Create a personalised balanced diet
Removing gluten from your diet can also mean that you are removing foods that provide you with valuable nutrients. It is important to eat a balanced diet that is low in fats and high in fibre to ensure that you still have an intake of valuable nutrients.
Avoid cross contamination between gluten containing and gluten free foods
Even tiny amounts of gluten can trigger your symptoms. It is important to store, prepare and cook gluten containing and gluten free foods separate from each other.
Finding gluten-free alternatives
Gluten free foods are more popular than ever, with a whole range of gluten free brands providing healthy foods that don’t contain gluten but still provide you with all the other nutritional goodness and taste.
How is Gluten Intolerance Diagnosed?
A gluten intolerance can be quite broad to try and identify, as gluten is present in ingredients such as wheat, barley, and rye.
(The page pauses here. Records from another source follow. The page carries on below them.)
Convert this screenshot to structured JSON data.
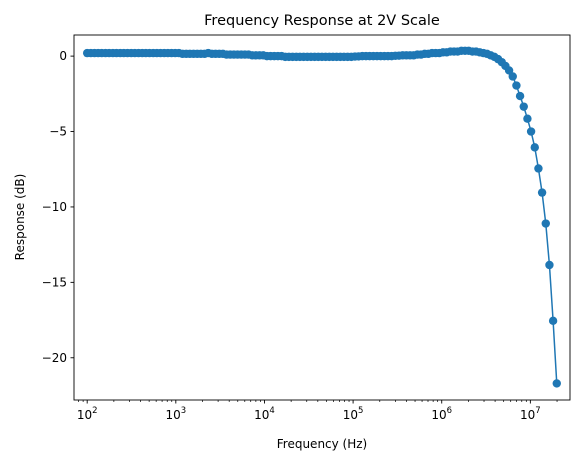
{
  "chart_data": {
    "type": "line",
    "title": "Frequency Response at 2V Scale",
    "xlabel": "Frequency (Hz)",
    "ylabel": "Response (dB)",
    "xscale": "log",
    "xlim": [
      71,
      28000000
    ],
    "ylim": [
      -22.8,
      1.4
    ],
    "xticks": [
      {
        "value": 100,
        "label_base": "10",
        "label_exp": "2"
      },
      {
        "value": 1000,
        "label_base": "10",
        "label_exp": "3"
      },
      {
        "value": 10000,
        "label_base": "10",
        "label_exp": "4"
      },
      {
        "value": 100000,
        "label_base": "10",
        "label_exp": "5"
      },
      {
        "value": 1000000,
        "label_base": "10",
        "label_exp": "6"
      },
      {
        "value": 10000000,
        "label_base": "10",
        "label_exp": "7"
      }
    ],
    "yticks": [
      {
        "value": 0,
        "label": "0"
      },
      {
        "value": -5,
        "label": "−5"
      },
      {
        "value": -10,
        "label": "−10"
      },
      {
        "value": -15,
        "label": "−15"
      },
      {
        "value": -20,
        "label": "−20"
      }
    ],
    "grid": false,
    "colors": {
      "series": "#1f77b4"
    },
    "series": [
      {
        "marker": "circle",
        "points": [
          [
            100,
            0.2
          ],
          [
            110,
            0.2
          ],
          [
            121,
            0.2
          ],
          [
            133,
            0.2
          ],
          [
            146,
            0.2
          ],
          [
            161,
            0.2
          ],
          [
            177,
            0.2
          ],
          [
            195,
            0.2
          ],
          [
            214,
            0.2
          ],
          [
            236,
            0.2
          ],
          [
            259,
            0.2
          ],
          [
            285,
            0.2
          ],
          [
            314,
            0.2
          ],
          [
            345,
            0.2
          ],
          [
            380,
            0.2
          ],
          [
            418,
            0.2
          ],
          [
            459,
            0.2
          ],
          [
            505,
            0.2
          ],
          [
            556,
            0.2
          ],
          [
            611,
            0.2
          ],
          [
            672,
            0.2
          ],
          [
            740,
            0.2
          ],
          [
            814,
            0.2
          ],
          [
            895,
            0.2
          ],
          [
            984,
            0.2
          ],
          [
            1083,
            0.2
          ],
          [
            1191,
            0.15
          ],
          [
            1310,
            0.15
          ],
          [
            1441,
            0.15
          ],
          [
            1585,
            0.15
          ],
          [
            1744,
            0.15
          ],
          [
            1918,
            0.15
          ],
          [
            2110,
            0.15
          ],
          [
            2321,
            0.2
          ],
          [
            2553,
            0.15
          ],
          [
            2808,
            0.15
          ],
          [
            3089,
            0.15
          ],
          [
            3398,
            0.15
          ],
          [
            3738,
            0.1
          ],
          [
            4111,
            0.1
          ],
          [
            4522,
            0.1
          ],
          [
            4975,
            0.1
          ],
          [
            5472,
            0.1
          ],
          [
            6019,
            0.1
          ],
          [
            6621,
            0.1
          ],
          [
            7284,
            0.05
          ],
          [
            8012,
            0.05
          ],
          [
            8813,
            0.05
          ],
          [
            9694,
            0.05
          ],
          [
            10664,
            0.0
          ],
          [
            11730,
            0.0
          ],
          [
            12903,
            0.0
          ],
          [
            14193,
            0.0
          ],
          [
            15613,
            0.0
          ],
          [
            17174,
            -0.05
          ],
          [
            18891,
            -0.05
          ],
          [
            20780,
            -0.05
          ],
          [
            22858,
            -0.05
          ],
          [
            25144,
            -0.05
          ],
          [
            27659,
            -0.05
          ],
          [
            30425,
            -0.05
          ],
          [
            33467,
            -0.05
          ],
          [
            36814,
            -0.05
          ],
          [
            40495,
            -0.05
          ],
          [
            44545,
            -0.05
          ],
          [
            49000,
            -0.05
          ],
          [
            53900,
            -0.05
          ],
          [
            59290,
            -0.05
          ],
          [
            65219,
            -0.05
          ],
          [
            71740,
            -0.05
          ],
          [
            78914,
            -0.05
          ],
          [
            86806,
            -0.05
          ],
          [
            95486,
            -0.05
          ],
          [
            105035,
            -0.03
          ],
          [
            115538,
            -0.02
          ],
          [
            127092,
            0.0
          ],
          [
            139801,
            0.0
          ],
          [
            153781,
            0.0
          ],
          [
            169160,
            0.0
          ],
          [
            186076,
            0.0
          ],
          [
            204683,
            0.0
          ],
          [
            225152,
            0.0
          ],
          [
            247667,
            0.0
          ],
          [
            272434,
            0.0
          ],
          [
            299677,
            0.02
          ],
          [
            329645,
            0.03
          ],
          [
            362609,
            0.05
          ],
          [
            398870,
            0.05
          ],
          [
            438757,
            0.05
          ],
          [
            482633,
            0.05
          ],
          [
            530896,
            0.1
          ],
          [
            583986,
            0.1
          ],
          [
            642384,
            0.15
          ],
          [
            706623,
            0.15
          ],
          [
            777285,
            0.2
          ],
          [
            855013,
            0.2
          ],
          [
            940515,
            0.2
          ],
          [
            1034566,
            0.25
          ],
          [
            1138023,
            0.25
          ],
          [
            1251825,
            0.3
          ],
          [
            1377008,
            0.3
          ],
          [
            1514709,
            0.3
          ],
          [
            1666180,
            0.35
          ],
          [
            1832798,
            0.35
          ],
          [
            2016078,
            0.35
          ],
          [
            2217686,
            0.3
          ],
          [
            2439454,
            0.3
          ],
          [
            2683400,
            0.25
          ],
          [
            2951740,
            0.2
          ],
          [
            3246914,
            0.15
          ],
          [
            3571605,
            0.05
          ],
          [
            3928766,
            -0.05
          ],
          [
            4321642,
            -0.2
          ],
          [
            4753807,
            -0.4
          ],
          [
            5229188,
            -0.65
          ],
          [
            5752106,
            -0.95
          ],
          [
            6327317,
            -1.35
          ],
          [
            6960049,
            -1.95
          ],
          [
            7656054,
            -2.65
          ],
          [
            8421659,
            -3.35
          ],
          [
            9263825,
            -4.15
          ],
          [
            10190208,
            -5.0
          ],
          [
            11209228,
            -6.05
          ],
          [
            12330151,
            -7.45
          ],
          [
            13563166,
            -9.05
          ],
          [
            14919483,
            -11.1
          ],
          [
            16411431,
            -13.85
          ],
          [
            18052574,
            -17.55
          ],
          [
            19857831,
            -21.7
          ]
        ]
      }
    ]
  }
}
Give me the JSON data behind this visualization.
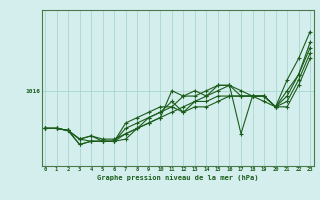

The Feel Gut food intolerance blood test measures IgG antibody levels in your blood against over 200 types of food with wheat, barley and rye all being included in the test.
Other conventional methods of testing for a food intolerance test include keeping a food diary to monitor which foods trigger your symptoms.
Can gluten intolerance be prevented?
There is no research to suggest that there is a recommended way to prevent a gluten intolerance. However, maintaining a healthy balanced diet can help to avoid known factors that can contribute to gluten intolerance such as gut bacteria deficiencies and gastrointestinal disorders.
Can gluten intolerance go away by itself?
Gluten intolerance is typically a lifelong condition, it is unlikely that you will be able to reverse the signs of a gluten intolerance, however by removing gluten containing foods from your diet, it is possible to significantly reduce and even stop your symptoms.